Mitten im Landkreis:Lebensfreude, die beflügelt

Auch mit einem fehlenden Bein kann man glücklich sein, wie ein Hund beweist

Von Berthold Neff

Es ist ja zu Jahresbeginn meist so, dass man sich etwas schwer tut, so viel Optimismus zu entwickeln, dass es für 365 Tage reicht. Der Kopf ist vom vielen Anstoßen noch etwas bedröppelt, und auch der Schlafentzug in der Silvesternacht und der Feinstaub in der Luft sind nicht dazu angetan, all die Lebensgeister zu wecken, die man auch heuer sicher brauchen wird.
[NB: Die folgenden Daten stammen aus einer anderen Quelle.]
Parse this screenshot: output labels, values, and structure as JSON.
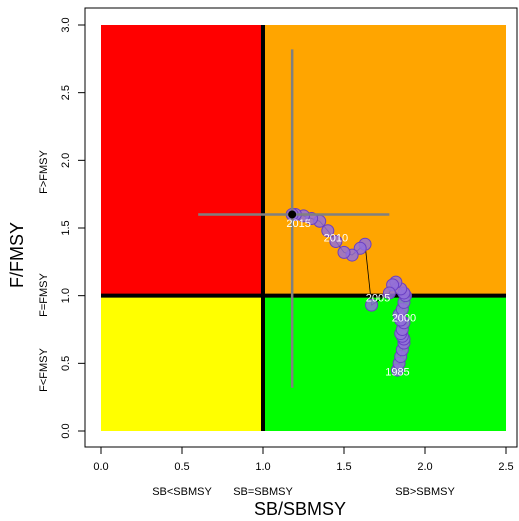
{
  "chart_data": {
    "type": "kobe",
    "x_label": "SB/SBMSY",
    "y_label": "F/FMSY",
    "xlim": [
      0,
      2.5
    ],
    "ylim": [
      0,
      3
    ],
    "xticks": [
      {
        "value": 0,
        "label": "0.0"
      },
      0.5,
      {
        "value": 1,
        "label": "1.0"
      },
      1.5,
      {
        "value": 2,
        "label": "2.0"
      },
      2.5
    ],
    "yticks": [
      {
        "value": 0,
        "label": "0.0"
      },
      0.5,
      {
        "value": 1,
        "label": "1.0"
      },
      1.5,
      {
        "value": 2,
        "label": "2.0"
      },
      2.5,
      {
        "value": 3,
        "label": "3.0"
      }
    ],
    "reference_x": 1,
    "reference_y": 1,
    "quadrant_colors": {
      "top_left": "#ff0000",
      "top_right": "#ffa500",
      "bottom_left": "#ffff00",
      "bottom_right": "#00ff00"
    },
    "x_region_labels": [
      "SB<SBMSY",
      "SB=SBMSY",
      "SB>SBMSY"
    ],
    "y_region_labels": [
      "F<FMSY",
      "F=FMSY",
      "F>FMSY"
    ],
    "trajectory": {
      "color": "#9370db",
      "x": [
        1.83,
        1.84,
        1.85,
        1.86,
        1.87,
        1.87,
        1.86,
        1.85,
        1.86,
        1.87,
        1.85,
        1.84,
        1.86,
        1.87,
        1.88,
        1.87,
        1.85,
        1.82,
        1.8,
        1.78,
        1.67,
        1.63,
        1.6,
        1.55,
        1.5,
        1.45,
        1.4,
        1.35,
        1.3,
        1.25,
        1.2,
        1.18
      ],
      "y": [
        0.45,
        0.5,
        0.55,
        0.6,
        0.65,
        0.68,
        0.7,
        0.72,
        0.75,
        0.8,
        0.82,
        0.86,
        0.9,
        0.95,
        1.0,
        1.02,
        1.05,
        1.1,
        1.08,
        1.02,
        0.93,
        1.38,
        1.35,
        1.3,
        1.32,
        1.4,
        1.48,
        1.55,
        1.57,
        1.59,
        1.6,
        1.6
      ]
    },
    "annotations": [
      {
        "text": "1985",
        "x": 1.83,
        "y": 0.43
      },
      {
        "text": "2000",
        "x": 1.87,
        "y": 0.83
      },
      {
        "text": "2005",
        "x": 1.71,
        "y": 0.98
      },
      {
        "text": "2010",
        "x": 1.45,
        "y": 1.42
      },
      {
        "text": "2015",
        "x": 1.22,
        "y": 1.53
      }
    ],
    "uncertainty": {
      "color": "#808080",
      "x": 1.18,
      "y": 1.6,
      "x_range": [
        0.6,
        1.78
      ],
      "y_range": [
        0.32,
        2.82
      ]
    }
  }
}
Man sitzt also, nach einer Nacht in Gräfelfing und einem längeren Fußmarsch außerhalb der Münchner Stadtgrenze, etwas angeschlagen im Bus, der einen zum Pasinger Bahnhof bringen soll. Eine Jugendliche steigt ein. Sie trägt einen roten Mantel, eine braune Wollmütze, im linken Nasenflügel steckt ein Ring, oberhalb des Kinns ein Piercing in Kugelform. Sie ist guter Dinge, lächelt die anderen Fahrgäste an, kümmert sich aber ansonsten nur um ihren Begleiter. Sie hält ihn an der kurzen Leine, was ihm egal zu sein scheint. Dann sagt sie "Sitz!" zu ihm, was er ignoriert. Er bleibt lieber stehen, was einen verwundert, denn er hat nur drei Beine. Dem dunkelbraunen Mischlingshund fehlt der linke Vorderlauf. Der alten Frau gegenüber fällt das auch auf. Sie erkundigt sich und erfährt, dass der Hund wohl ein Jahr alt ist und aus dem Tierheim stammt. Sein Vorderlauf war von Anfang an verkrüppelt und für ihn ohne Nutzen, er behinderte ihn sogar. "Der Tierarzt hat dann gesagt, wir sollen ihn lieber abnehmen", sagt das Mädchen. "Aber er kommt super damit zurecht, er ist ein ganz Tapferer."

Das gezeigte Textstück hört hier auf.